For example:
$$63x \equiv 1 (mod 17)$$
I wanna find the multiplicative inverse here so that I can use this in the Chinese reminder theorem. Example:
$$x \equiv 2 (mod 3)$$
$$x \equiv 4 (mod 5)$$
$N=3*5=15$
$N_{1}=5$
$N_{2}=3$
x = 5*2*[multiplicative inverse of the first equation] + 3*4*[multiplicative inverse of the second equation]

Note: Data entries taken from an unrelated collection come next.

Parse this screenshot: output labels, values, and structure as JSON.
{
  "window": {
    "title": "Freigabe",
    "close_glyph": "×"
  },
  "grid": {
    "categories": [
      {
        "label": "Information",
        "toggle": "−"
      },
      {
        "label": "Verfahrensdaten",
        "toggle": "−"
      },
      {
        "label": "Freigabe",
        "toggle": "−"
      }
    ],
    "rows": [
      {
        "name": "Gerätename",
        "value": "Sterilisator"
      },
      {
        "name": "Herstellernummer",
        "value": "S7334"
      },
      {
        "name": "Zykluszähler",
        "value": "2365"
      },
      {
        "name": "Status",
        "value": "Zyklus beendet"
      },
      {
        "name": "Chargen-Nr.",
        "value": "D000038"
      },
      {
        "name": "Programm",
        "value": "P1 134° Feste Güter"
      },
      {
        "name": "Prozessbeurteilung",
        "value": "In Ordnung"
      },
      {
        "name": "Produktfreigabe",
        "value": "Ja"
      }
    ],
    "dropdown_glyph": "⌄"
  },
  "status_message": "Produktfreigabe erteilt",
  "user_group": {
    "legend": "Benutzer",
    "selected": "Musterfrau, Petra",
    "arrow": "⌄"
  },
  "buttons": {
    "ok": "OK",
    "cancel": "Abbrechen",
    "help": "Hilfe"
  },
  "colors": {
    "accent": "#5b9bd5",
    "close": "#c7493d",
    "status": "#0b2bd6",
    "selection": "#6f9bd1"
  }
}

Multiplicative inversions should be evaluated like this – $N_{1}x \equiv 1 (mod n_{1})$
So, back to the topic, the solution of the first equation in this post is $17k-7$…But what will the multiplicative inverse be? -7? 10? 27?
Best Answer
As you said, any number of the form $x=17k-7$ (where $k$) is an integer will be a valid solution to $$ 63x \equiv 1 \pmod {17} $$ But the real punchline is that when we talk about the numbers modulo $17$, the numbers $x=17k-7$ are all the same number.

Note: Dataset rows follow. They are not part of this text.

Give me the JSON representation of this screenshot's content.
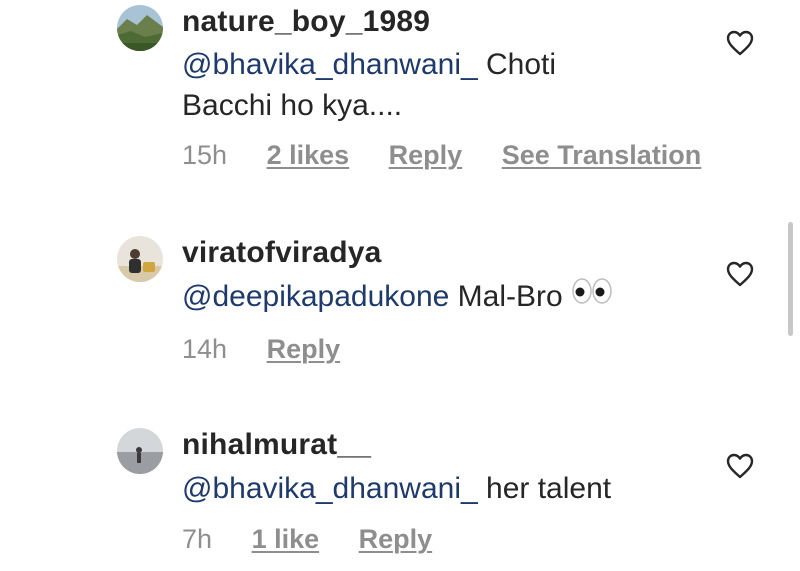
{
  "comments": [
    {
      "username": "nature_boy_1989",
      "mention": "@bhavika_dhanwani_",
      "text_line1_after_mention": " Choti",
      "text_line2": "Bacchi ho kya....",
      "time": "15h",
      "likes": "2 likes",
      "reply": "Reply",
      "translate": "See Translation"
    },
    {
      "username": "viratofviradya",
      "mention": "@deepikapadukone",
      "text_after_mention": " Mal-Bro ",
      "emoji": "👀",
      "time": "14h",
      "reply": "Reply"
    },
    {
      "username": "nihalmurat__",
      "mention": "@bhavika_dhanwani_",
      "text_after_mention": " her talent",
      "time": "7h",
      "likes": "1 like",
      "reply": "Reply"
    }
  ],
  "colors": {
    "text": "#262626",
    "mention": "#1e3a6d",
    "meta": "#8e8e8e",
    "scrollbar": "#c7c7c7"
  },
  "icons": {
    "like": "heart-outline-icon"
  }
}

To be more precise, the numbers $x=17k-7$ are all part of the equivalence class of $10$, where two numbers are equivalent when they have the same remainder under division by $17$. As it ends up, when you add and multiply numbers in modular arithmetic, the result is the same regardless of which representative you choose.

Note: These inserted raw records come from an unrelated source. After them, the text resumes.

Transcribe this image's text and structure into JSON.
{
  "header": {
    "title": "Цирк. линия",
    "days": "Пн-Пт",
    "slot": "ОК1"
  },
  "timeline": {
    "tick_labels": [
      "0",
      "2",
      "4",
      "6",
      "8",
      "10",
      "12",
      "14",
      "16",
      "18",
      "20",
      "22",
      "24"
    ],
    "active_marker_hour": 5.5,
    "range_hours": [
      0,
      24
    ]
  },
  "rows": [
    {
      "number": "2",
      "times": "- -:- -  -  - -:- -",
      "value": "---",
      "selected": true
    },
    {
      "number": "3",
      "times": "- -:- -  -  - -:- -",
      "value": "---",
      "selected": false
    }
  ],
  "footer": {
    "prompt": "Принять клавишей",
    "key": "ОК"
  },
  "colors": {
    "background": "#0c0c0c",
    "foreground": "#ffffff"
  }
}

So, for this example, $10\equiv -7$ are the same valid solution to the equation. In fact, we can check to find that this is the case:
$$ 63\times10 \equiv 630 \equiv 1 + (37\times 17) \equiv 1 + 0 \equiv 1 \pmod{17}\\ 63\times(-7) \equiv -441 \equiv 1 + (26\times 17)\equiv 1 + 0 \equiv 1 \pmod{17} $$ In fact, we didn't even need to use the number $63$. Instead, we could have used the equivalent value $12\equiv63 \pmod{17}$. You'll find, as before, that $$ 12\times10\equiv 12\times(-7)\equiv 1 \pmod{17} $$ I hope that I've cleared things up.